The test set is generally what is used to evaluate competing models (For example on many Kaggle competitions, the validation set is released initially along with the training set and the actual test set is only released when the competition is about to close, and it is the result of the the model on the Test set that decides the winner).

Our Experiment Splits Ratio

Split ratio on most of the experimental datasets depends mainly on two (2) things: The number of samples in the data, and the actual model you are training.

It's always good to splits in the raio of (60%:20%:20%) in terms of (Train:Validation:Test) when you have 1 dataset. But thanks to kaggle competition spits of Train dataset and Test dataset. Now, we need to compute only the validation accuracy.

In our experiment, we used the train dataset as our (train and validation data), while the test dataset as our test data. For the Train data, we used used cross validation to split the train data into random train and validation subset.

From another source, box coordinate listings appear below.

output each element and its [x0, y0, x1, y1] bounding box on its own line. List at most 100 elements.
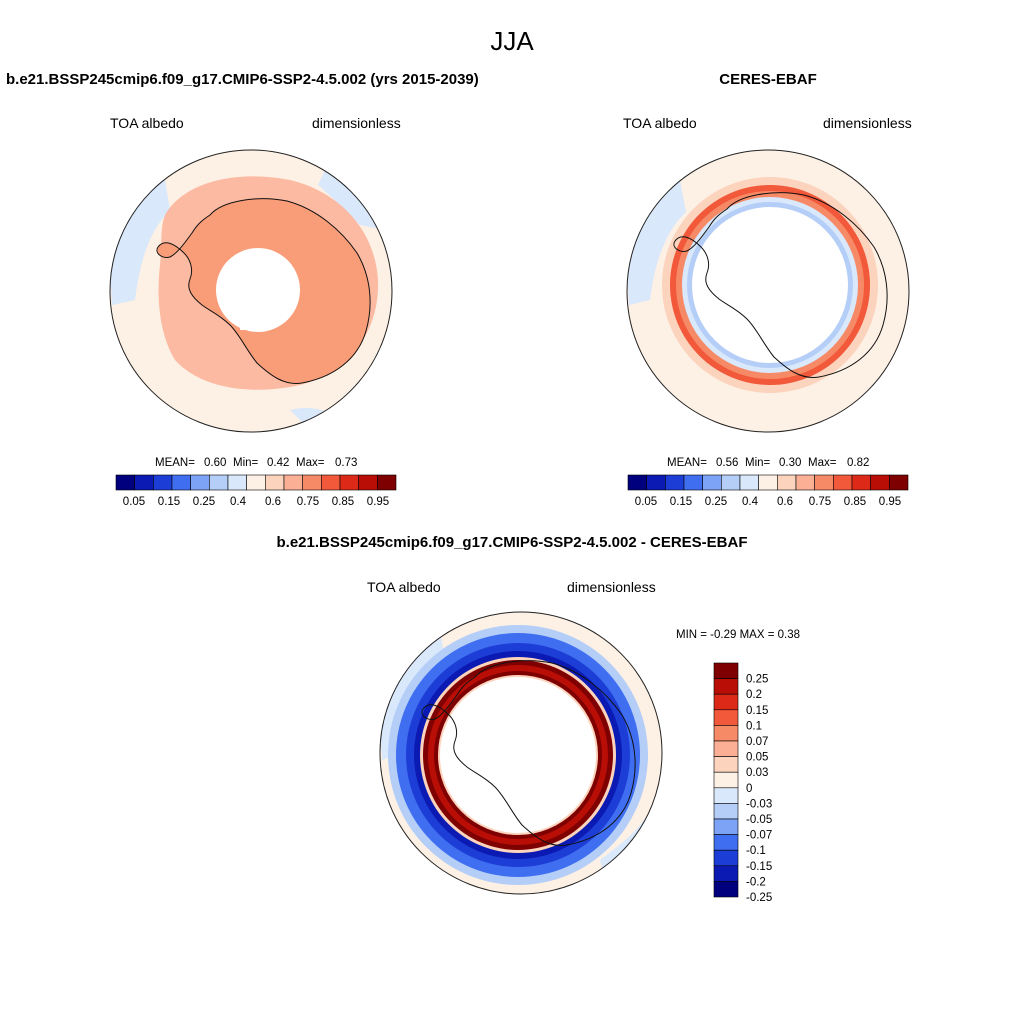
- panel-model-colorbar-swatch: [321, 474, 341, 491]
- panel-model-colorbar-swatch: [171, 474, 191, 491]
- panel-diff-colorbar-tick-label: -0.2: [746, 876, 766, 888]
- panel-obs-colorbar-swatch: [665, 474, 685, 491]
- panel-obs: CERES-EBAF TOA albedo dimensionless MEAN…: [623, 71, 912, 508]
- panel-model-colorbar-tick-label: 0.05: [123, 496, 145, 508]
- panel-diff-colorbar-tick-label: 0.03: [746, 767, 768, 779]
- svg-text:Max=: Max=: [808, 457, 837, 469]
- panel-obs-colorbar-swatch: [889, 474, 909, 491]
- panel-obs-units: dimensionless: [823, 115, 912, 131]
- panel-diff-title: b.e21.BSSP245cmip6.f09_g17.CMIP6-SSP2-4.…: [276, 534, 747, 551]
- panel-obs-colorbar-swatch: [777, 474, 797, 491]
- panel-obs-map-border: [626, 149, 910, 433]
- panel-diff-colorbar-tick-label: 0.2: [746, 689, 762, 701]
- panel-obs-colorbar-tick-label: 0.75: [809, 496, 831, 508]
- panel-model-colorbar-swatch: [134, 474, 154, 491]
- panel-model-colorbar-swatch: [153, 474, 173, 491]
- panel-obs-colorbar-swatch: [833, 474, 853, 491]
- panel-obs-colorbar-swatch: [627, 474, 647, 491]
- panel-obs-colorbar-swatch: [758, 474, 778, 491]
- panel-diff-stats: MIN = -0.29 MAX = 0.38: [676, 629, 800, 641]
- panel-diff-colorbar-tick-label: -0.15: [746, 861, 772, 873]
- panel-obs-colorbar-swatch: [683, 474, 703, 491]
- svg-text:Min=: Min=: [745, 457, 771, 469]
- panel-diff-colorbar-swatch: [713, 849, 739, 867]
- panel-obs-colorbar-swatch: [870, 474, 890, 491]
- panel-diff-colorbar-swatch: [713, 771, 739, 789]
- svg-text:MEAN=: MEAN=: [667, 457, 707, 469]
- panel-obs-colorbar: 0.05 0.15 0.25 0.4 0.6 0.75 0.85 0.95: [627, 474, 909, 508]
- panel-diff-colorbar-tick-label: 0.15: [746, 705, 768, 717]
- panel-obs-title: CERES-EBAF: [719, 71, 817, 88]
- panel-diff-units: dimensionless: [567, 579, 656, 595]
- panel-diff-colorbar-tick-label: 0.07: [746, 736, 768, 748]
- panel-obs-map: [627, 150, 909, 432]
- panel-obs-colorbar-tick-label: 0.05: [635, 496, 657, 508]
- panel-model-colorbar: 0.05 0.15 0.25 0.4 0.6 0.75 0.85 0.95: [115, 474, 397, 508]
- panel-diff-colorbar-swatch: [713, 662, 739, 679]
- panel-model-colorbar-tick-label: 0.15: [158, 496, 180, 508]
- panel-model-colorbar-swatch: [358, 474, 378, 491]
- panel-diff-colorbar-swatch: [713, 865, 739, 882]
- panel-obs-colorbar-swatch: [795, 474, 815, 491]
- panel-obs-colorbar-swatch: [646, 474, 666, 491]
- panel-model-colorbar-swatch: [339, 474, 359, 491]
- panel-diff-map-border: [379, 611, 663, 895]
- panel-obs-colorbar-tick-label: 0.95: [879, 496, 901, 508]
- panel-diff-colorbar-swatch: [713, 834, 739, 851]
- svg-text:0.30: 0.30: [779, 457, 801, 469]
- panel-model-colorbar-swatch: [302, 474, 322, 491]
- panel-diff-colorbar-tick-label: 0.05: [746, 752, 768, 764]
- panel-diff-colorbar-swatch: [713, 803, 739, 820]
- panel-obs-colorbar-tick-label: 0.4: [742, 496, 759, 508]
- panel-obs-colorbar-swatch: [739, 474, 759, 491]
- svg-text:Min=: Min=: [233, 457, 259, 469]
- panel-diff-map: [380, 612, 662, 894]
- panel-model-colorbar-swatch: [265, 474, 285, 491]
- panel-obs-stats: MEAN= 0.56 Min= 0.30 Max= 0.82: [667, 457, 869, 469]
- panel-diff-colorbar-tick-label: -0.1: [746, 845, 766, 857]
- panel-diff-colorbar-swatch: [713, 725, 739, 742]
- panel-obs-colorbar-tick-label: 0.25: [705, 496, 727, 508]
- panel-diff-colorbar-tick-label: 0.1: [746, 720, 762, 732]
- panel-diff-colorbar-tick-label: -0.05: [746, 814, 772, 826]
- panel-model-title: b.e21.BSSP245cmip6.f09_g17.CMIP6-SSP2-4.…: [6, 71, 479, 88]
- panel-obs-colorbar-tick-label: 0.6: [777, 496, 793, 508]
- panel-diff-colorbar-swatch: [713, 693, 739, 711]
- svg-text:0.56: 0.56: [716, 457, 738, 469]
- svg-text:MEAN=: MEAN=: [155, 457, 195, 469]
- panel-obs-colorbar-tick-label: 0.85: [844, 496, 866, 508]
- panel-model-colorbar-swatch: [209, 474, 229, 491]
- panel-diff-colorbar-swatch: [713, 818, 739, 835]
- svg-text:0.42: 0.42: [267, 457, 289, 469]
- panel-model-colorbar-swatch: [190, 474, 210, 491]
- panel-diff-colorbar-swatch: [713, 787, 739, 804]
- panel-obs-colorbar-swatch: [702, 474, 722, 491]
- panel-diff-colorbar: 0.25 0.2 0.15 0.1 0.07 0.05 0.03 0 -0.03 -0.05 -0.…: [713, 662, 772, 904]
- panel-model-map: [110, 150, 392, 432]
- panel-diff-colorbar-swatch: [713, 756, 739, 773]
- panel-model-map-border: [109, 149, 393, 433]
- svg-text:0.82: 0.82: [847, 457, 869, 469]
- panel-diff-colorbar-tick-label: -0.07: [746, 830, 772, 842]
- panel-diff: b.e21.BSSP245cmip6.f09_g17.CMIP6-SSP2-4.…: [276, 534, 800, 904]
- panel-obs-variable: TOA albedo: [623, 115, 697, 131]
- panel-diff-colorbar-swatch: [713, 709, 739, 726]
- panel-diff-colorbar-swatch: [713, 740, 739, 757]
- panel-model-stats: MEAN= 0.60 Min= 0.42 Max= 0.73: [155, 457, 357, 469]
- panel-model-colorbar-tick-label: 0.95: [367, 496, 389, 508]
- panel-model-variable: TOA albedo: [110, 115, 184, 131]
- panel-model-colorbar-swatch: [115, 474, 135, 491]
- panel-diff-colorbar-tick-label: -0.03: [746, 798, 772, 810]
- panel-diff-variable: TOA albedo: [367, 579, 441, 595]
- panel-model-colorbar-tick-label: 0.6: [265, 496, 281, 508]
- panel-diff-colorbar-tick-label: -0.25: [746, 892, 772, 904]
- figure-title: JJA: [490, 26, 534, 56]
- panel-model-colorbar-swatch: [283, 474, 303, 491]
- panel-obs-colorbar-swatch: [721, 474, 741, 491]
- panel-diff-colorbar-swatch: [713, 678, 739, 695]
- panel-model: b.e21.BSSP245cmip6.f09_g17.CMIP6-SSP2-4.…: [6, 71, 479, 508]
- panel-diff-colorbar-tick-label: 0: [746, 783, 752, 795]
- svg-text:Max=: Max=: [296, 457, 325, 469]
- panel-obs-colorbar-swatch: [851, 474, 871, 491]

Our model is then iteratively trained and validated on these different sets.

The Train dataset consists of (159571 samples), so when to split it into train and validaton. we have train split (0.8 of train dataset) = 127657 samples, while the validation split(0.2 of Train dataset) = 31914 samples.

Lastly, the test dataset consists of 63930 samples, therefore, we use all the samples as our test split.

METHODS

Word Embedding

Two ways to feed embeddings to neural networks:

Using your own word embeddings by training (keras)
Using pre-trained embedding (e.g Word2vec, FastText, and Glove)

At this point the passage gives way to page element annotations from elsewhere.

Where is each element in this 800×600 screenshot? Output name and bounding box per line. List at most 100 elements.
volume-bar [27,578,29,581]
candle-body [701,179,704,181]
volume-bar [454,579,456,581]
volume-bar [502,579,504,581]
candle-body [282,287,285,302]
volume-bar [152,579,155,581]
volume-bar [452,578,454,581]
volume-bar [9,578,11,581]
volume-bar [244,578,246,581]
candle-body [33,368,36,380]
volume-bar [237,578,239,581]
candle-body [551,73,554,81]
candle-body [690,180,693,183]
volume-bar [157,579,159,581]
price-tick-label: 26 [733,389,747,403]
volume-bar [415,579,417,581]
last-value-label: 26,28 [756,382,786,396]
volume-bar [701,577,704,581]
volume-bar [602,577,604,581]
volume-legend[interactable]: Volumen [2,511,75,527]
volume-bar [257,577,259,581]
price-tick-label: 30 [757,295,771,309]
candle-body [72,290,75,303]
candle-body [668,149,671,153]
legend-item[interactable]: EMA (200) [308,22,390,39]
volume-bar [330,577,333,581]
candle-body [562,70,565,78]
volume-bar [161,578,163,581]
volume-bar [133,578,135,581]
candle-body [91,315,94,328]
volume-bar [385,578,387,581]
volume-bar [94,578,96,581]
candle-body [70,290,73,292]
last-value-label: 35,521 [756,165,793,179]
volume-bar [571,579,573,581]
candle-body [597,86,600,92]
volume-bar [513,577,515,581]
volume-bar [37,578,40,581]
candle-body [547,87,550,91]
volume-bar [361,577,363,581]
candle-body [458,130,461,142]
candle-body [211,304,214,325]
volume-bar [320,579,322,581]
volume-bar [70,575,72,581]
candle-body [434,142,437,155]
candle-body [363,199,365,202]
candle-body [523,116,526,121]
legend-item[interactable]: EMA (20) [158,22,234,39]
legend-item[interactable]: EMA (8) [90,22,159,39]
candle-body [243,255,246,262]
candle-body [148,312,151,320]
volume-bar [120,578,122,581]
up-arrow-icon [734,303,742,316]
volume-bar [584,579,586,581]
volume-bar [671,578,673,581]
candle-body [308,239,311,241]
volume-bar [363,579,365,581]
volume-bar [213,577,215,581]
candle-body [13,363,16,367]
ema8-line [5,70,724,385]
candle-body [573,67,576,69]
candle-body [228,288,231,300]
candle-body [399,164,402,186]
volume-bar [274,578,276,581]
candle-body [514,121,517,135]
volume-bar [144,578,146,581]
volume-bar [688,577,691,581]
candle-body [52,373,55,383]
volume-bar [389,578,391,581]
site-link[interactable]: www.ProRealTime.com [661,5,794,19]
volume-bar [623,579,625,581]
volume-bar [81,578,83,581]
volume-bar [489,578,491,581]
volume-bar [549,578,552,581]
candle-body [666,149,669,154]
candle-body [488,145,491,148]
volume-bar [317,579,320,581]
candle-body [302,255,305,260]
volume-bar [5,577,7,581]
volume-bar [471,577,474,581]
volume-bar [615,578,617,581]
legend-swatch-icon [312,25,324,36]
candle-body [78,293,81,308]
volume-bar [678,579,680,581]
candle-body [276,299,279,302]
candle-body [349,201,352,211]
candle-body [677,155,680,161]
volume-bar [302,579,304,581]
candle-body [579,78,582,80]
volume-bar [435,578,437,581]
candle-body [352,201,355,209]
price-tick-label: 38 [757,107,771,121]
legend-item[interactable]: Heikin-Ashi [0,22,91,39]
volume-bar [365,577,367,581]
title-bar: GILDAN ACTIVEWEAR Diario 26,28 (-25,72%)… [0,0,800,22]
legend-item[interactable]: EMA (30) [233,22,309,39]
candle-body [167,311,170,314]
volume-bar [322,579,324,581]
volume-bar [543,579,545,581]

Without pre-trained embedding

NN
CNN
RNN
LSTM
GRU

With pre-trained embedding (with Word2Vec, FastText, Glove)

CNN
RNN
LSTM
GRU

EVALUATION METRICS

The evaluation measures for single-label are usually different than for multi-label. Here in single-label classfication we use simple metrics such as:

Accuracy
Score
Precision
F1 Score or Measure
recall
Reference: https://romisatriawahono.net/lecture/rm/survey/machine%20learning/Zhang%20-%20Multi-Label%20Learning%20Algorithms%20-%202013.pdf

In multi-label classification, a misclassification is no longer a hard wrong or right. A prediction containing a subset of the actual classes should be considered better than a prediction that contains none of them, i.e., predicting two of the three labels correctly this is better than predicting no labels at all.

Therefore, we calculate the precision, a metric for multi-label classification of how many selected items are relevant, and also calculates the recall, a metric for multi-label classification of how many relevant items are selected.

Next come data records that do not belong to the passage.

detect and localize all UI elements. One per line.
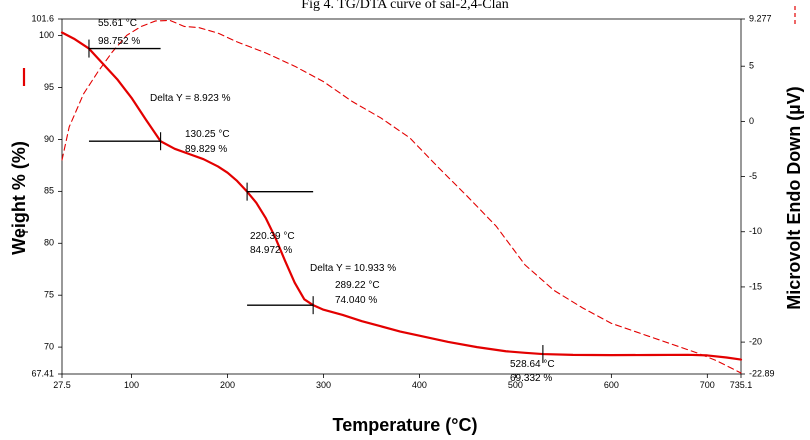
delta-label-2: Delta Y = 10.933 % <box>310 263 396 274</box>
right-axis-ticks: -22.89 -20 -15 -10 -5 0 5 9.277 <box>741 13 775 378</box>
left-tick-label: 75 <box>44 290 54 300</box>
right-tick-label: 5 <box>749 61 754 71</box>
bottom-tick-label: 200 <box>220 380 235 390</box>
point-label-3-temp: 220.39 °C <box>250 231 295 242</box>
right-tick-label: 9.277 <box>749 13 772 23</box>
right-axis-title: Microvolt Endo Down (µV) <box>784 86 804 309</box>
right-tick-label: 0 <box>749 116 754 126</box>
left-axis-title: Weight % (%) <box>9 141 29 255</box>
x-axis-title: Temperature (°C) <box>333 415 478 435</box>
bottom-tick-label: 100 <box>124 380 139 390</box>
bottom-tick-label: 700 <box>700 380 715 390</box>
bottom-tick-label: 500 <box>508 380 523 390</box>
left-tick-label: 67.41 <box>31 368 54 378</box>
point-label-3-pct: 84.972 % <box>250 245 292 256</box>
bottom-tick-label: 400 <box>412 380 427 390</box>
dta-series-line <box>61 19 742 374</box>
point-label-2-temp: 130.25 °C <box>185 129 230 140</box>
delta-label-1: Delta Y = 8.923 % <box>150 93 231 104</box>
bottom-tick-label: 600 <box>604 380 619 390</box>
right-tick-label: -15 <box>749 281 762 291</box>
left-tick-label: 85 <box>44 186 54 196</box>
bottom-axis-ticks: 27.5 100 200 300 400 500 600 700 735.1 <box>53 374 752 390</box>
point-label-1-temp: 55.61 °C <box>98 18 137 29</box>
bottom-tick-label: 300 <box>316 380 331 390</box>
left-tick-label: 80 <box>44 238 54 248</box>
point-label-4-pct: 74.040 % <box>335 295 377 306</box>
point-label-5-pct: 69.332 % <box>510 373 552 384</box>
point-label-5-temp: 528.64 °C <box>510 359 555 370</box>
right-tick-label: -10 <box>749 226 762 236</box>
point-label-4-temp: 289.22 °C <box>335 280 380 291</box>
left-axis-ticks: 67.41 70 75 80 85 90 95 100 101.6 <box>31 13 62 378</box>
chart-title: Fig 4. TG/DTA curve of sal-2,4-Clan <box>301 0 508 12</box>
bottom-tick-label: 27.5 <box>53 380 71 390</box>
left-legend-swatch <box>20 68 28 233</box>
plot-frame <box>61 18 742 375</box>
right-tick-label: -22.89 <box>749 368 775 378</box>
left-tick-label: 101.6 <box>31 13 54 23</box>
right-tick-label: -5 <box>749 171 757 181</box>
tg-series-line <box>60 31 743 361</box>
plot-border <box>61 18 742 375</box>
point-label-2-pct: 89.829 % <box>185 144 227 155</box>
left-tick-label: 90 <box>44 134 54 144</box>
point-label-1-pct: 98.752 % <box>98 36 140 47</box>
right-tick-label: -20 <box>749 336 762 346</box>
left-tick-label: 100 <box>39 30 54 40</box>
step-marker-layer <box>88 39 544 364</box>
left-tick-label: 70 <box>44 341 54 351</box>
left-tick-label: 95 <box>44 82 54 92</box>
bottom-tick-label: 735.1 <box>730 380 753 390</box>
series-layer <box>60 19 743 374</box>
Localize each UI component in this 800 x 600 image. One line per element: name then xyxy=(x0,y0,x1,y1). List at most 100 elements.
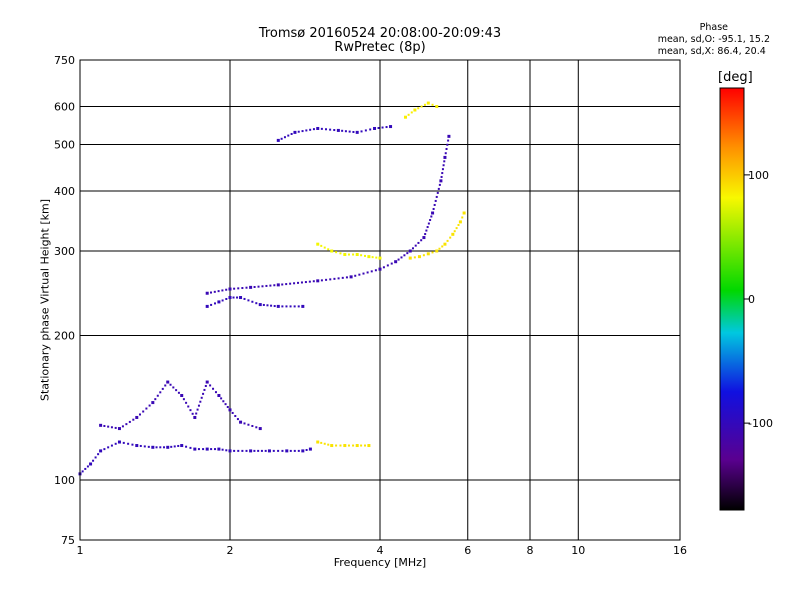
data-point xyxy=(285,305,288,308)
data-point xyxy=(243,297,246,300)
data-point xyxy=(426,252,430,256)
data-point xyxy=(437,187,440,190)
data-point xyxy=(212,387,215,390)
data-point xyxy=(300,281,303,284)
data-point xyxy=(86,465,89,468)
data-point xyxy=(443,160,446,163)
data-point xyxy=(355,130,359,134)
data-point xyxy=(213,290,216,293)
data-point xyxy=(343,253,347,257)
y-tick-label: 750 xyxy=(54,54,75,67)
x-tick-label: 10 xyxy=(571,544,585,557)
data-point xyxy=(114,442,117,445)
data-point xyxy=(180,394,184,398)
data-point xyxy=(427,222,430,225)
data-point xyxy=(289,449,292,452)
y-tick-label: 500 xyxy=(54,139,75,152)
data-point xyxy=(289,305,292,308)
data-point xyxy=(125,423,128,426)
data-point xyxy=(297,305,300,308)
y-tick-label: 600 xyxy=(54,101,75,114)
data-point xyxy=(352,253,355,256)
phase-stats-title: Phase xyxy=(699,22,729,33)
data-point xyxy=(422,254,425,257)
data-point xyxy=(191,412,194,415)
data-point xyxy=(443,155,447,159)
y-tick-label: 300 xyxy=(54,245,75,258)
data-point xyxy=(417,255,421,259)
data-point xyxy=(276,304,280,308)
data-point xyxy=(175,389,178,392)
data-point xyxy=(281,449,284,452)
data-point xyxy=(214,391,217,394)
plot-frame xyxy=(79,59,681,541)
data-point xyxy=(347,444,350,447)
data-point xyxy=(309,128,312,131)
data-point xyxy=(203,388,206,391)
phase-stats-x: mean, sd,X: 86.4, 20.4 xyxy=(657,46,766,57)
data-point xyxy=(97,453,100,456)
data-point xyxy=(151,445,155,449)
data-point xyxy=(92,459,95,462)
data-point xyxy=(197,448,200,451)
data-point xyxy=(347,253,350,256)
data-point xyxy=(435,195,438,198)
y-tick-label: 75 xyxy=(61,534,75,547)
data-point xyxy=(177,391,180,394)
data-point xyxy=(308,447,312,451)
data-point xyxy=(110,444,113,447)
data-point xyxy=(378,256,382,260)
data-point xyxy=(390,262,393,265)
data-point xyxy=(447,134,451,138)
data-point xyxy=(293,130,297,134)
data-point xyxy=(202,448,205,451)
data-point xyxy=(333,277,336,280)
data-point xyxy=(325,278,328,281)
x-tick-label: 6 xyxy=(464,544,471,557)
data-point xyxy=(362,272,365,275)
data-point xyxy=(245,449,248,452)
data-point xyxy=(426,226,429,229)
colorbar-tick-label: 0 xyxy=(748,293,755,306)
data-point xyxy=(257,285,260,288)
data-point xyxy=(243,422,246,425)
data-point xyxy=(438,183,441,186)
data-point xyxy=(266,304,269,307)
data-point xyxy=(276,138,280,142)
y-tick-label: 100 xyxy=(54,474,75,487)
data-point xyxy=(267,449,271,453)
data-point xyxy=(217,300,221,304)
data-point xyxy=(249,285,253,289)
data-point xyxy=(255,302,258,305)
data-point xyxy=(301,304,305,308)
data-point xyxy=(455,227,458,230)
data-point xyxy=(172,386,175,389)
data-point xyxy=(335,251,338,254)
data-point xyxy=(81,470,84,473)
data-point xyxy=(195,412,198,415)
data-point xyxy=(293,282,296,285)
data-point xyxy=(441,172,444,175)
data-point xyxy=(411,247,414,250)
data-point xyxy=(173,445,176,448)
colorbar-tick-label: -100 xyxy=(748,417,773,430)
data-point xyxy=(378,267,382,271)
data-point xyxy=(121,425,124,428)
data-point xyxy=(204,384,207,387)
data-point xyxy=(316,440,320,444)
data-point xyxy=(349,275,353,279)
data-point xyxy=(330,249,334,253)
data-point xyxy=(433,203,436,206)
data-point xyxy=(277,449,280,452)
data-point xyxy=(360,444,363,447)
data-point xyxy=(386,264,389,267)
x-tick-label: 16 xyxy=(673,544,687,557)
data-point xyxy=(316,242,320,246)
data-point xyxy=(255,426,258,429)
data-point xyxy=(382,266,385,269)
x-axis-label: Frequency [MHz] xyxy=(333,556,427,569)
data-point xyxy=(251,425,254,428)
data-point xyxy=(413,108,417,112)
data-point xyxy=(200,396,203,399)
data-point xyxy=(234,415,237,418)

Lastly, we calculate the F-score, the weighted harmonic mean of precision and recall. This is useful for multi-label classification, where input samples can be classified as sets of labels. By only using accuracy (precision) a model would achieve a perfect score by simply assigning every class to every input. In order to avoid this, a metric should penalize incorrect class assignments as well (recall). The F-beta score (ranged from 0.0 to 1.0) computes this, as a weighted mean of the proportion of correct class assignments vs. the proportion of incorrect class assignments. With beta = 1, this is equivalent to a F-measure. With beta < 1, assigning correct classes becomes more important, and with beta > 1 the metric is instead weighted towards penalizing incorrect class assignments.

The approaches mentioned above are still a very good alternative to use transformers (Bert - Roberta - Distilbert), particulary when you have text longer than 512 tokens.